La télévision diffusait encore son flot d'images et de sons lorsque Christiane s'éveilla. Elle tendit le bras vers la table basse du salon pour y attraper la télécommande et baissa le volume. C'était bien la bouilloire qu'elle entendait siffler de façon indignée depuis sans aucun doute quelques minutes, mais qui avait seulement fini par mettre fin à sa sieste. Soupirant de lassitude, elle tâtonna autour d'elle, sur le canapé, à la recherche de ses lunettes qui avaient glissé durant son sommeil. Les retrouvant, elle les posa sur son nez et regarda autour d'elle en clignant des yeux pour chasser les derniers voiles de son petit somme. La pièce était petite et confortable ; les murs couverts de papier peint bleu ciel lui donnaient une atmosphère apaisante, tandis que quelques cadres accrochés par ci par là, plus ou moins droit, montraient des visages jeunes et souriants : elle et son défunt mari lors de leur mariage, eux-deux sur la plage avec Baptiste, leur premier enfant, Jérémie, leur benjamin à huit ans lors de la kermesse annuelle de l'époque, Caroline, leur cadette, qui à quinze ans posait déjà comme une vedette avec un sourire rayonnant dans sa jolie robe de bal, d'un doux bleu assorti à ses yeux...

En regardant cette dernière photographie, Christiane sentit sa gorge se nouer.

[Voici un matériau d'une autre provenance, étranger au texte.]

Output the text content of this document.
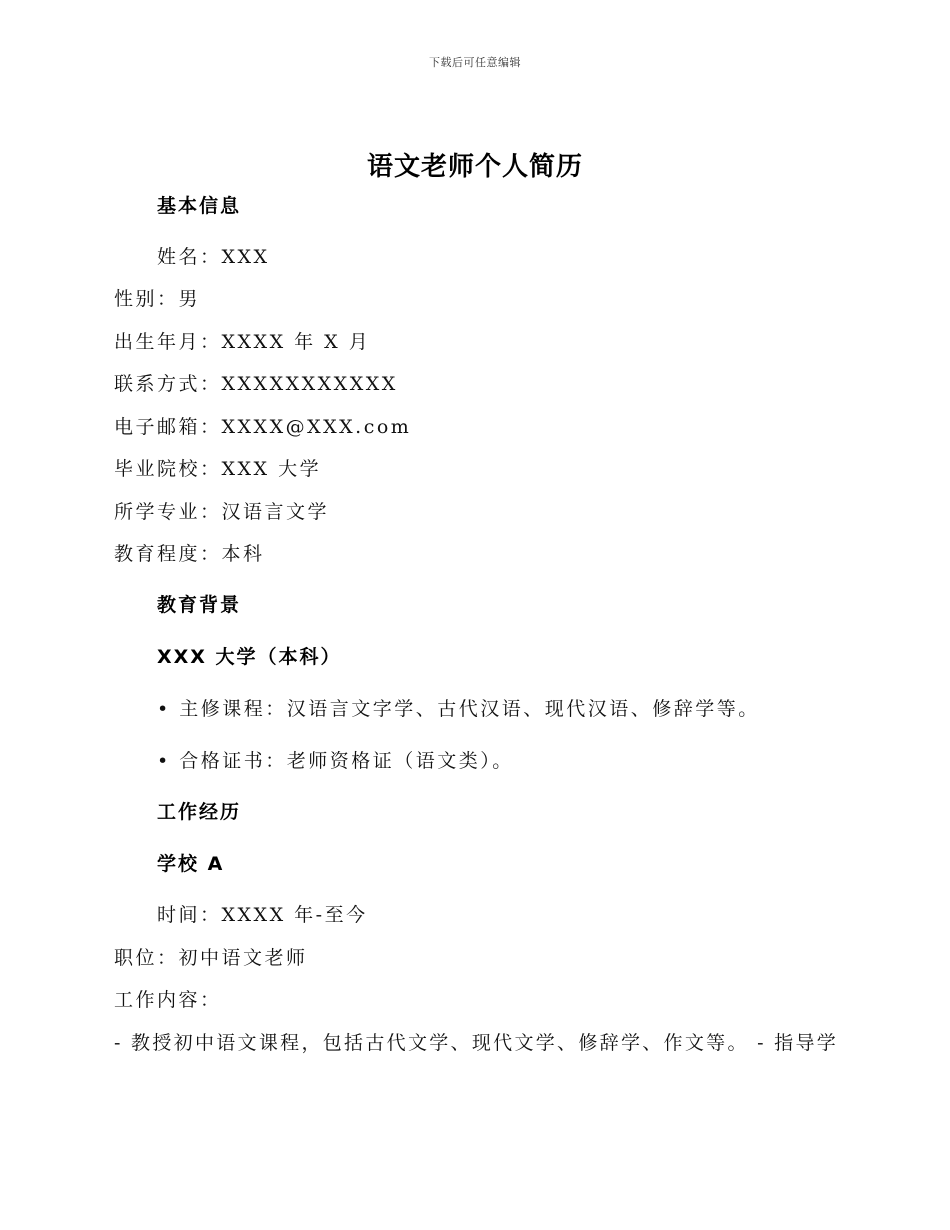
下载后可任意编辑
语文老师个人简历
基本信息
姓名：XXX
性别：男
出生年月：XXXX 年 X 月
联系方式：XXXXXXXXXXX
电子邮箱：XXXX@XXX.com
毕业院校：XXX 大学
所学专业：汉语言文学
教育程度：本科
教育背景
XXX 大学（本科）
• 主修课程：汉语言文字学、古代汉语、现代汉语、修辞学等。
• 合格证书：老师资格证（语文类）。
工作经历
学校 A
时间：XXXX 年-至今
职位：初中语文老师
工作内容：
- 教授初中语文课程，包括古代文学、现代文学、修辞学、作文等。 - 指导学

Seulement six mois après qu'elle ait été prise dans cette robe que son père lui avait offerte la veille, alors qu'elle avait déjà renoncé à aller au bal, faute de tenue, une voiture l'avait fauchée sur le bord d'une route de campagne alors qu'elle se promenait en cueillant quelques fleurs. Le conducteur roulait probablement trop vite et avait fait un écart, personne ne le savait vraiment car elle était seule à ce moment-là, et le coupable avait pris la fuite... Peut-être ne s'était-il d'ailleurs même pas rendu compte de ce qu'il avait fait... C'était leur enfant préféré à Georges et elle, et leurs deux autres fils en étaient un peu jaloux, mais leur petite soeur était si adorable qu'eux aussi avaient eu beaucoup de peine lorsqu'un agent de police était venu leur annoncer l'accident, en fin d'après-midi. Christiane n'en avait jamais parlé, mais elle portait sur son coeur le poids d'une insupportable responsabilité : sa fille aimée était morte alors qu'elle cueillait des fleurs pour la fête des mères, était morte à cause d'elle, qui l'avait laissée partir...

Christiane avala douloureusement sa salive pour tenter de desserrer le noeud qui lui brûlait la gorge, ferma une seconde ses yeux et respira à fond. Sur les murs étaient également accrochés des portraits de ses petits enfants : les deux filles de Baptiste riant aux éclats sur les genoux de leur mère, Estelle, une jolie petite brune énergique du même âge que son aîné, et le fils de Jérémie, petit diable blond toujours en train de préparer une bêtise, souriant d'un air malicieux dans les bras de son père.

Se rappelant soudain la bouilloire qui sifflait à tue-tête dans la cuisine, Christiane se leva, grimaçant sous la douleur que lui faisaient subir la plupart de ses articulations et, attrapant sa cane appuyée contre la petite table, se traîna avec peine jusqu'à la cuisine. Elle éteignit le feu sous la bouilloire et en souleva le couvercle : il ne restait plus qu'un fond d'eau bouillonnant. Elle la remplit de nouveau et ralluma la gazinière. Tirant une chaise de sous sa table de cuisine, Christiane s'assit et pleura en silence...


C H A P I T R E P R E M I E R :

Jeux de mort, jeux de vie...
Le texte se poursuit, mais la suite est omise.